On coming to the house, they saw the child with his mother Mary, and they bowed down and worshiped him. Then they opened their treasures and presented him with gifts of gold, frankincense and myrrh. Matthew 2:11
If you’re a long-time follower of Jesus, some of this may be old-hat. Bear with me anyway because there’s something about it you might not have already noodled.
We don’t know if there were three kings or more. As we’ve discussed before, we don’t even know if the men who showed up at the Nativity were even kings, or if they were wealthy men, or professors, or Zoroastrian astrologers. From this verse, we know there were three gifts that were recorded as being presented to the baby Jesus. That’s’ it.
In fact, the baby Jesus may not have been a baby anymore. He might have been a toddler by this time. He might have been older, and no longer residing in a stable. The verse itself says “to the house.” Not the stable, not a barn, not a big cleft in a rock where animals were kept. The other Gospels don’t mention the magi. By this time, Jesus, Mary, and Joseph were in a house.
Ask yourself this: does it matter? Sure, the next time you set out your nativity scene, you want it to represent what really happened. But does the historical accuracy of it really matter? Not if you’re an atheist, or an unbeliever, or not a follower of Jesus. To them, this is nonsense anyway. And, not if you’re a modern-day professor; see the immediate-prior listing of people (as well as their usual conclusion). And, not even if you’re a zealous, devoted follower of Jesus.

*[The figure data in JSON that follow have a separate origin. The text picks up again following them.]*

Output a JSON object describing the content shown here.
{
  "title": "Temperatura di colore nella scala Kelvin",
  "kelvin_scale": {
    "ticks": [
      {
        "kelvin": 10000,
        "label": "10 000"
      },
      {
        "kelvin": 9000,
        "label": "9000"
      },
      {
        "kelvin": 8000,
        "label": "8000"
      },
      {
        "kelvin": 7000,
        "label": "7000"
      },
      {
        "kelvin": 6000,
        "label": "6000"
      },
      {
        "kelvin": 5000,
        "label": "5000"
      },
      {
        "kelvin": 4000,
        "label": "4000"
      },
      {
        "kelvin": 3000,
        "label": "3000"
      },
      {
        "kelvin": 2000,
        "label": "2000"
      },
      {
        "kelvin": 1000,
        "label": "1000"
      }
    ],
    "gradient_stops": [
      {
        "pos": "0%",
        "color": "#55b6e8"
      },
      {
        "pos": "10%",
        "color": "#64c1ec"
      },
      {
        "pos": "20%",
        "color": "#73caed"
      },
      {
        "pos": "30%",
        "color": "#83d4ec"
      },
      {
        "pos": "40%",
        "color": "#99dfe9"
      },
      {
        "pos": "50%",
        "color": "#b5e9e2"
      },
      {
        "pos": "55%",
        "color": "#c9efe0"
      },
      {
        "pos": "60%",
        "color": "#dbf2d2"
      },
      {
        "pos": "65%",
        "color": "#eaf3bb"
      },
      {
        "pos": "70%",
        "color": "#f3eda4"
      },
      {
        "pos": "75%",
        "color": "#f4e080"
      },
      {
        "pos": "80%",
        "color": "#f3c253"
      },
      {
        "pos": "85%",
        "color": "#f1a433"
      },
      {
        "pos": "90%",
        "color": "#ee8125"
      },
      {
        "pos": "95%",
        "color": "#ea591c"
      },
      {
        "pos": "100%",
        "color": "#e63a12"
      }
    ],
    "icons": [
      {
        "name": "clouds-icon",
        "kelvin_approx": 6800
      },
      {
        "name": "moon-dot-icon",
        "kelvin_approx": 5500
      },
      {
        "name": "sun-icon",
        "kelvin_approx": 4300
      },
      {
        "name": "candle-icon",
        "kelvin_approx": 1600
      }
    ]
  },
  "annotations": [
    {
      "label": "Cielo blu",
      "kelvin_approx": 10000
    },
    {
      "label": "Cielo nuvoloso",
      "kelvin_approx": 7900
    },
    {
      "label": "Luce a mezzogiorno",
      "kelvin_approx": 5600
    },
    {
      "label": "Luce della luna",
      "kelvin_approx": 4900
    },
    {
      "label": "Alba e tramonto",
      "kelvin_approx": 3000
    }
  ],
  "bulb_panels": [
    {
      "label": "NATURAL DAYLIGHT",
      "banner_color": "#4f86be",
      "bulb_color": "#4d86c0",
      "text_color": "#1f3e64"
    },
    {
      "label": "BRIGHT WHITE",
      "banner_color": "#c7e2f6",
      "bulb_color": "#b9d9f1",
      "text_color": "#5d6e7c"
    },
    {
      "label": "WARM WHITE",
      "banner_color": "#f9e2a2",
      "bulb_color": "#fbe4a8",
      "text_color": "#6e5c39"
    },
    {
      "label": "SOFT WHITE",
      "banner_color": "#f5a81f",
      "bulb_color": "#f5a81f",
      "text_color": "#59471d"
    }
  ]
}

What matters is that the people who showed up at Chez Joseph worshipped Jesus, and presented Him with their best gifts. From the heart, like we should; just like the reason for Christmas (and Epiphany) anyway. Thinking about that, I like O’Henry’s famous story, “The Gift of the Magi.” In it, a husband and wife give each other sacrificial gifts from the heart that cost them dearly so that the other might enjoy a gift of love. At the end of the story, O’Henry compares their ironic gifts to those of the wise men, whose gold, incense, and myrrh, were valuable gifts for a king but hardly fit for a baby in poverty.
If you don’t know what it’s used for, go look up myrrh. At the birth of Jesus, it’s prophetically ironic.
We don’t know what happened to the gifts. Perhaps Mary and Joseph sold them for food. Or saved them for a later time. And we’ll soon learn what the magi did next. But, as I asked earlier, does it really matter? Isn’t what matters most eternity, and the eternal worship of the heart that these gifts of the magi represent?
For more reading: Psalm 72:10, Isaiah 60:3, Matthew 2:12
Lord, thank You for the examples of the Magi.